Does classical electrodynamics have $U(1)$ symmetry? If yes, how? Quantum electrodynamics (QED) is based on $U(1)$ symmetry. What happens to this symmetry in classical electrodynamics?
Addendum The books on classical electrodynamics such as J. D. Jackson, does not mention about $U(1)$ symmetry in the context of gauge invariance (as far as I know). Gauge invariance is simply understood, in classical electrodynamics books, as the invariance of Maxwell's equations under $A_\mu\to A_\mu+\partial_\mu\chi(x)$. There is no sign of U(1) invariance that I can discover here. On the other hand, when something like Dirac equation or Dirac field is brought into the scene then the implementation U(1) transformation is clear. But that is always discussed in quantum field theory books. It appears that it is essential to have a Dirac field to understand U(1) symmetry. So the question is whether it is possible to understand the existence of U(1) symmetry in classical electrodynamics without bringing in the Dirac field into the picture?
 A: *

*A free "$\mathrm{U}(1)$" gauge theory can never tell whether the gauge group is $\mathrm{U}(1)$ or $\mathbb{R}$ because the only field in the theory, the gauge potential $A$, transforms as
$$ A\mapsto A + \partial_\mu \chi,$$ 
where $\chi$ is just a real-valued function, and the real numbers are the Lie algebra of both $\mathrm{U}(1)$ and $\mathbb{R}$. This is not a classical or quantum property, you simply cannot tell the difference.

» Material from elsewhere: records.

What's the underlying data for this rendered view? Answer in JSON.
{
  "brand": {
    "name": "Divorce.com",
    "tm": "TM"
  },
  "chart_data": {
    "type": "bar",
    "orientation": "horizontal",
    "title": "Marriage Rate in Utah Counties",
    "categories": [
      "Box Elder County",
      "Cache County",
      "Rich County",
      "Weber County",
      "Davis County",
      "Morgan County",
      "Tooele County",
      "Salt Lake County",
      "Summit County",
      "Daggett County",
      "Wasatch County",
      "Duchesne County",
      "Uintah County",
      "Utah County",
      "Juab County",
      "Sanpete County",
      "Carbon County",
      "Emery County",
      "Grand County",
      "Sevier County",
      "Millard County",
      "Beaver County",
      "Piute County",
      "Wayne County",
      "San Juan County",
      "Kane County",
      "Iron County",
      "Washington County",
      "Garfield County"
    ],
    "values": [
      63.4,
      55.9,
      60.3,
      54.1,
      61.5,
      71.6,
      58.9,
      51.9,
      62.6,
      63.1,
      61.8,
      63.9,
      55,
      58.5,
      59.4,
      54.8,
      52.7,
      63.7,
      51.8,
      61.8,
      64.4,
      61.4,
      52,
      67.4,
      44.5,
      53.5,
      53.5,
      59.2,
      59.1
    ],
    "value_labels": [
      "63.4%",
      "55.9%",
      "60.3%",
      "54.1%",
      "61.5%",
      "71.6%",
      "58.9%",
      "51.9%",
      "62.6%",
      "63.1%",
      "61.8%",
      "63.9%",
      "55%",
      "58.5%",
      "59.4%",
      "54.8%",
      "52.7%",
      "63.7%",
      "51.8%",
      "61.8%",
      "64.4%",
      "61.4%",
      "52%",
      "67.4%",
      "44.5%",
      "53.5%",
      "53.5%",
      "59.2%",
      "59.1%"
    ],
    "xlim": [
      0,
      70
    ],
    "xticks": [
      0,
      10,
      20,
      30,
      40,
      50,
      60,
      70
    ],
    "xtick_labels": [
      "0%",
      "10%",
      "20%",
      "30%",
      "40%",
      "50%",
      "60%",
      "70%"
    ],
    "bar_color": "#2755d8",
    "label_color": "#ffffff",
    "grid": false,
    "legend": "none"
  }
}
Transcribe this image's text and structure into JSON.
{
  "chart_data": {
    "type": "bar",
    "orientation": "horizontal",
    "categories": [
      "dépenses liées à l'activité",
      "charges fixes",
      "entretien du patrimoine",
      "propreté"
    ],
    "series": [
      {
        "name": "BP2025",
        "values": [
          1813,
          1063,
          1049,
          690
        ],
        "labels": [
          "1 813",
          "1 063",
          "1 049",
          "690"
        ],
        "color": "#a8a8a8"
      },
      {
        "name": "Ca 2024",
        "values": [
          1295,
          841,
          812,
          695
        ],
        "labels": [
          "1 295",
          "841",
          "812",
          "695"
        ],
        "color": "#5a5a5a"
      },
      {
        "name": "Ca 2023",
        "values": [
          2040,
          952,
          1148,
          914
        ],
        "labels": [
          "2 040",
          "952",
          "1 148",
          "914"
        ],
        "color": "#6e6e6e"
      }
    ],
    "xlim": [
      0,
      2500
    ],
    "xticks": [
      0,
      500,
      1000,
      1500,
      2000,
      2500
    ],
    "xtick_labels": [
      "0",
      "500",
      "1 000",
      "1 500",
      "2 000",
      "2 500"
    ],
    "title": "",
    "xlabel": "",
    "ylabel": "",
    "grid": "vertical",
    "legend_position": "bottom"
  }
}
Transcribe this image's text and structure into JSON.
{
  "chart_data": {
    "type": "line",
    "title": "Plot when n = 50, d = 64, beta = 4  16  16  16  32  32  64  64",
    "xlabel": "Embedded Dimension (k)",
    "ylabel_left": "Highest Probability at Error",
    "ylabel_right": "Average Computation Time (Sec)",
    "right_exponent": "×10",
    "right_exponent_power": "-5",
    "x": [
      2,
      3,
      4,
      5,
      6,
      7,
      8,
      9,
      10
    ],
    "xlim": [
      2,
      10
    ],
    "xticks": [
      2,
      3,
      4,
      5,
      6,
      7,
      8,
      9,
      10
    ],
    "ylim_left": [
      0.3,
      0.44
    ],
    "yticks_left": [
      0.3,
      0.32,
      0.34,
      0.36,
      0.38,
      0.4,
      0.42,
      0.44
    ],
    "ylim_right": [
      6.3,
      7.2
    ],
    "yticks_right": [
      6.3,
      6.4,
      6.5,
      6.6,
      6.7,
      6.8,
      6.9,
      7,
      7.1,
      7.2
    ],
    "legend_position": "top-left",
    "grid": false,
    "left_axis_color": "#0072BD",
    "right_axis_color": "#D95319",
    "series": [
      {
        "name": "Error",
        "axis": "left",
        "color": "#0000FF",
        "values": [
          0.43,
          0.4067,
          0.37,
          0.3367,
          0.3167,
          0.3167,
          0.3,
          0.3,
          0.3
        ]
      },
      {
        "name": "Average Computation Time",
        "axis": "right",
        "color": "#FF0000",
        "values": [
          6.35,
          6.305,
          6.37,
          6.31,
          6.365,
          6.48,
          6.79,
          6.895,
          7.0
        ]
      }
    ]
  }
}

So, in a sense, asking whether this theory has $\mathrm{U}(1)$ symmetry or not is meaningless - it has $\mathfrak{u}(1)$ symmetry, and there is no meaningful notion of the symmetry group.

*Electromagnetism coupled to an external conserved current still cannot tell what the gauge group is, since the current is gauge-invariant.

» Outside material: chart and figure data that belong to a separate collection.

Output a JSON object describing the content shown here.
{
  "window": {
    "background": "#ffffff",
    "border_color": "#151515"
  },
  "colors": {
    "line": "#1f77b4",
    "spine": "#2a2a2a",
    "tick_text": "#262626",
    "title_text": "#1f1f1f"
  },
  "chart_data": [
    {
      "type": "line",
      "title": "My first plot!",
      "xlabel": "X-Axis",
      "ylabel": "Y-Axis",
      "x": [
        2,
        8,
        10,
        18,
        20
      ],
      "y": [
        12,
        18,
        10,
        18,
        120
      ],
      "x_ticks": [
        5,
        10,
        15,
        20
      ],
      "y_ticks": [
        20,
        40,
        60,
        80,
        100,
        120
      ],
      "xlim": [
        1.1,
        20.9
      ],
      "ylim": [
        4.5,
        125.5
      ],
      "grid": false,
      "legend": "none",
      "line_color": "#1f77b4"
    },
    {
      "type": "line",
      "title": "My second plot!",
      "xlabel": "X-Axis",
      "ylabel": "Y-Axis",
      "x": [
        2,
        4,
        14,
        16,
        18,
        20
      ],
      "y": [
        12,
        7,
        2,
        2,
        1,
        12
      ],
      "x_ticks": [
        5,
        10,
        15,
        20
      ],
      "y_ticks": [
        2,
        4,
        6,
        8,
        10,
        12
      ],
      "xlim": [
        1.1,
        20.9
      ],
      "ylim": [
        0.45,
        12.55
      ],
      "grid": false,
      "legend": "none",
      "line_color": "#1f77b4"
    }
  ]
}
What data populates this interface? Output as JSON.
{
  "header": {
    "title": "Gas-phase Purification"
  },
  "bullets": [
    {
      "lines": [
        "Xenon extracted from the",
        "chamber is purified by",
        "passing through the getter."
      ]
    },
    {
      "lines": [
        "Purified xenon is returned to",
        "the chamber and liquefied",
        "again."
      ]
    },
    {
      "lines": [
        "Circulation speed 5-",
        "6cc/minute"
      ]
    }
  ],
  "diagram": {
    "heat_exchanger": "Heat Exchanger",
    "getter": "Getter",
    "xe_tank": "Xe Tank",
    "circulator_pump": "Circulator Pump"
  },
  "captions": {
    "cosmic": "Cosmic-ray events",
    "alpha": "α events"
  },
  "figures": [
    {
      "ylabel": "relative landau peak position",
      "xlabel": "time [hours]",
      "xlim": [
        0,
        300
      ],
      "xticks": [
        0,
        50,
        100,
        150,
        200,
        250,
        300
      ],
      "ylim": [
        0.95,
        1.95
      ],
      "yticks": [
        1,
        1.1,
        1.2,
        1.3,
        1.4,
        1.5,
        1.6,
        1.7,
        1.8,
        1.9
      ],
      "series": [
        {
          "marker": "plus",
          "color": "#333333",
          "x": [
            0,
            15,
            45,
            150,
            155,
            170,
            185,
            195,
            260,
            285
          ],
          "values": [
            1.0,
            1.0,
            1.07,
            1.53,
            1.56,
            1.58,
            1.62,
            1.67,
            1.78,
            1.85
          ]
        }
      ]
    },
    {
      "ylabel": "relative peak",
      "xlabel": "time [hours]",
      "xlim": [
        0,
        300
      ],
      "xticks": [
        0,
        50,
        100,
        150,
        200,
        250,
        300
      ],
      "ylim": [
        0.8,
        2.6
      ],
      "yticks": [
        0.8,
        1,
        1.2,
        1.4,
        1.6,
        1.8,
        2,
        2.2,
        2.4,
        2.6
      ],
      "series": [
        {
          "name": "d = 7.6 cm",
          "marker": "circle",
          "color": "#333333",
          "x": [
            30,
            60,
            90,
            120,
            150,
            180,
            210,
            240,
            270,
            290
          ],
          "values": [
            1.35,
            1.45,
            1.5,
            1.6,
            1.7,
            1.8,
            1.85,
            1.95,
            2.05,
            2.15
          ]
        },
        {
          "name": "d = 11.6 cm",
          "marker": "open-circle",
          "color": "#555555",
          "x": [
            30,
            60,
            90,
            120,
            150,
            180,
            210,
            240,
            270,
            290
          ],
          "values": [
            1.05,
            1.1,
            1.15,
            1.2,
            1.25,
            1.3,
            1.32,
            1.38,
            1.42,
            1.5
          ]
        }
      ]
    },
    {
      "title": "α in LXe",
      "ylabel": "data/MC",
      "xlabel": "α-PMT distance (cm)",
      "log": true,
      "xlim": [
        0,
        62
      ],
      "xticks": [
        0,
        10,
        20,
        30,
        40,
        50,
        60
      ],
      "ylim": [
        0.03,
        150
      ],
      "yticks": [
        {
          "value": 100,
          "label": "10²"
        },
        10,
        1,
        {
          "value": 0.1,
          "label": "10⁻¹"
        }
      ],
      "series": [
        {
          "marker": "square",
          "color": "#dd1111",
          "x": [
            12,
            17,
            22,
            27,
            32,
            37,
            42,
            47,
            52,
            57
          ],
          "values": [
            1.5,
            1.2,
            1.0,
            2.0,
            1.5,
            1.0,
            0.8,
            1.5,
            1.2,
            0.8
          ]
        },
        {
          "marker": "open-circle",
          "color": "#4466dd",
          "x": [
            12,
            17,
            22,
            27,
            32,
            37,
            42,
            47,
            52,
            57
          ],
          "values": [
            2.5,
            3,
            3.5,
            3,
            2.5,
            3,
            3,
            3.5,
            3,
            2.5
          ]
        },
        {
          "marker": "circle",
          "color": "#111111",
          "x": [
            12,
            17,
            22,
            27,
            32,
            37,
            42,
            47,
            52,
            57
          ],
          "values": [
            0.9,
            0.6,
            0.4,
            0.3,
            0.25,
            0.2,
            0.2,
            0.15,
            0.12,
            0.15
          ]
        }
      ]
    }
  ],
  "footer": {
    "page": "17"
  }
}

*Electromagnetism coupled to other fields can tell what the gauge group is, since part of coupling it to other fields is specifying how these fields transform under gauge transformations. There we have a choice between (infinitesimally) $\psi \mapsto \psi + \chi \psi$ and $\psi\mapsto \psi + \mathrm{i}\chi \psi$, which lead to finite transformations $\psi\mapsto \mathrm{e}^{\chi}\psi$ and $\psi\mapsto \mathrm{e}^{\mathrm{i}\chi}\psi$, respectively. The former corresponds to a gauge group $\mathbb{R}$, the latter to $\mathrm{U}(1)$. Again, none of this is classical or quantum.
The reason you likely think that the $\mathrm{U}(1)$ is a quantum feature is that it much more natural in quantum field theory than in classical field theory to have complex-valued fields, but in fact we can consider e.g. classical electromagnetism coupled to a classical complex scalar field and then we are likewise forced to specify the gauge group.

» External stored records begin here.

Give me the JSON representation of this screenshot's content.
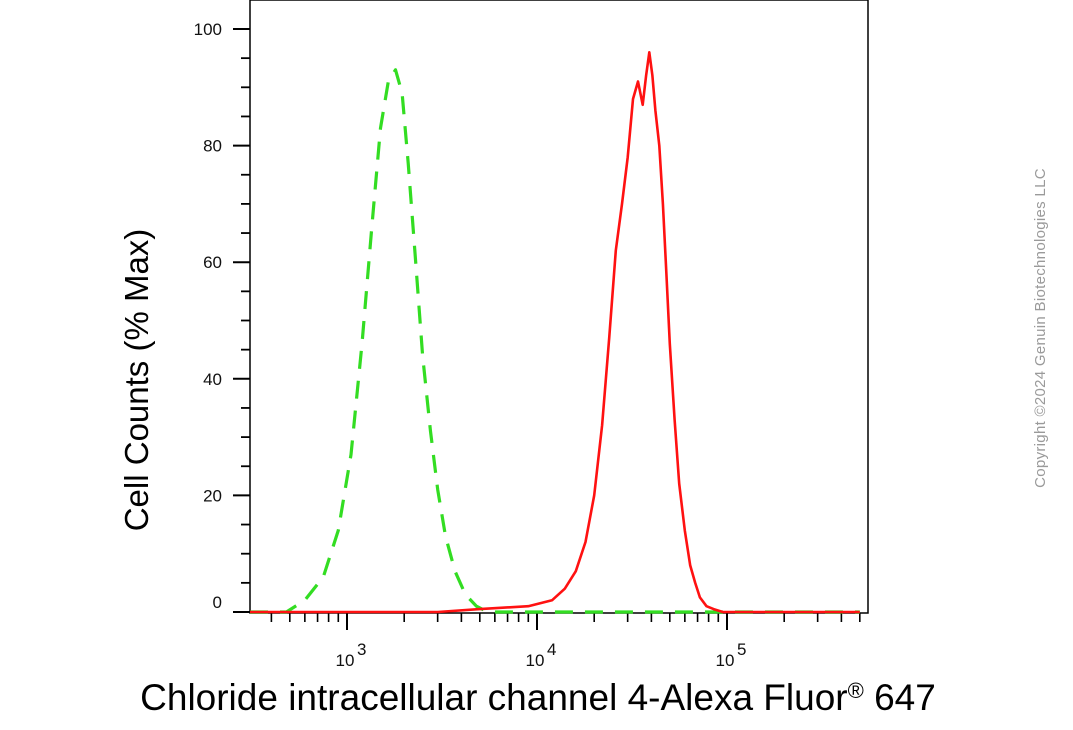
{
  "chart_data": {
    "type": "line",
    "xlabel": "Chloride intracellular channel 4-Alexa Fluor® 647",
    "ylabel": "Cell Counts (% Max)",
    "x_scale": "log",
    "xlim": [
      250,
      500000
    ],
    "ylim": [
      0,
      105
    ],
    "y_ticks": [
      "0",
      "20",
      "40",
      "60",
      "80",
      "100"
    ],
    "x_ticks": [
      {
        "base": "10",
        "exp": "3",
        "value": 1000
      },
      {
        "base": "10",
        "exp": "4",
        "value": 10000
      },
      {
        "base": "10",
        "exp": "5",
        "value": 100000
      }
    ],
    "grid": false,
    "legend": "none",
    "series": [
      {
        "color": "#33dd22",
        "line_style": "dashed",
        "x": [
          250,
          350,
          480,
          600,
          750,
          900,
          1050,
          1200,
          1350,
          1500,
          1650,
          1800,
          1950,
          2100,
          2300,
          2500,
          2750,
          3000,
          3300,
          3700,
          4200,
          4800,
          5500,
          6500,
          8000,
          10000,
          20000,
          50000,
          100000,
          500000
        ],
        "y": [
          0,
          0,
          0,
          2,
          6,
          14,
          27,
          46,
          66,
          83,
          91,
          93,
          89,
          77,
          60,
          44,
          31,
          21,
          13,
          7,
          3,
          1,
          0,
          0,
          0,
          0,
          0,
          0,
          0,
          0
        ]
      },
      {
        "color": "#ff1111",
        "line_style": "solid",
        "x": [
          250,
          1000,
          3000,
          5000,
          9000,
          12000,
          14000,
          16000,
          18000,
          20000,
          22000,
          24000,
          26000,
          28000,
          30000,
          32000,
          34000,
          36000,
          37500,
          39000,
          40500,
          42000,
          44000,
          46000,
          48000,
          50000,
          53000,
          56000,
          60000,
          64000,
          68000,
          72000,
          78000,
          85000,
          95000,
          110000,
          140000,
          200000,
          500000
        ],
        "y": [
          0,
          0,
          0,
          0.5,
          1,
          2,
          4,
          7,
          12,
          20,
          32,
          47,
          62,
          70,
          78,
          88,
          91,
          87,
          92,
          96,
          92,
          86,
          80,
          70,
          58,
          46,
          33,
          22,
          14,
          8,
          5,
          2.5,
          1,
          0.5,
          0,
          0,
          0,
          0,
          0
        ]
      }
    ]
  },
  "watermark": {
    "text": "Copyright ©2024 Genuin Biotechnologies LLC"
  }
}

A: Using compact notation of differential forms, the differential operator $D=d+A$ is a covariant operator with the gauge potential $1$-form $A$. The field $2$-form is $F~=~D\wedge D$ $=~(d~+~A)\wedge(d~+~A)$. This acting on a unit with $d\wedge d~=~0$ (boundary of boundary is 0) gives 
$$
F~=~dA~+~A\wedge A,
$$
The $U(1)$ group simply means that $A\wedge A~=~0$. We of course know that a $1$-form in an exterior product with itself is zero. However, if there are internal color or charge indices you can have a number of these. In $SU(2)$ there are $3$ gauge field and in $SU(3)$ there are $8$. With $U(1)$ there is only one gauge potential with no charge index.
The field $2$-form has components $F_{\mu\nu}$ and with some effort you can show that
$$
F_{0i}~=~\frac{\partial A_i}{\partial t}~-~\frac{\partial A_0}{\partial x^i}~=~E_i
$$
$$
F_{ij}~=~\frac{\partial A_i}{\partial x_j}~-~\frac{\partial A_j}{\partial x^i}~\rightarrow~B_i~=~-(\nabla\times A)_i.
$$
These are standard electromagnetic calculations. This would all be very different if there were the nonlinear terms $A\wedge A$ included. So classical electromagnetism is abelian.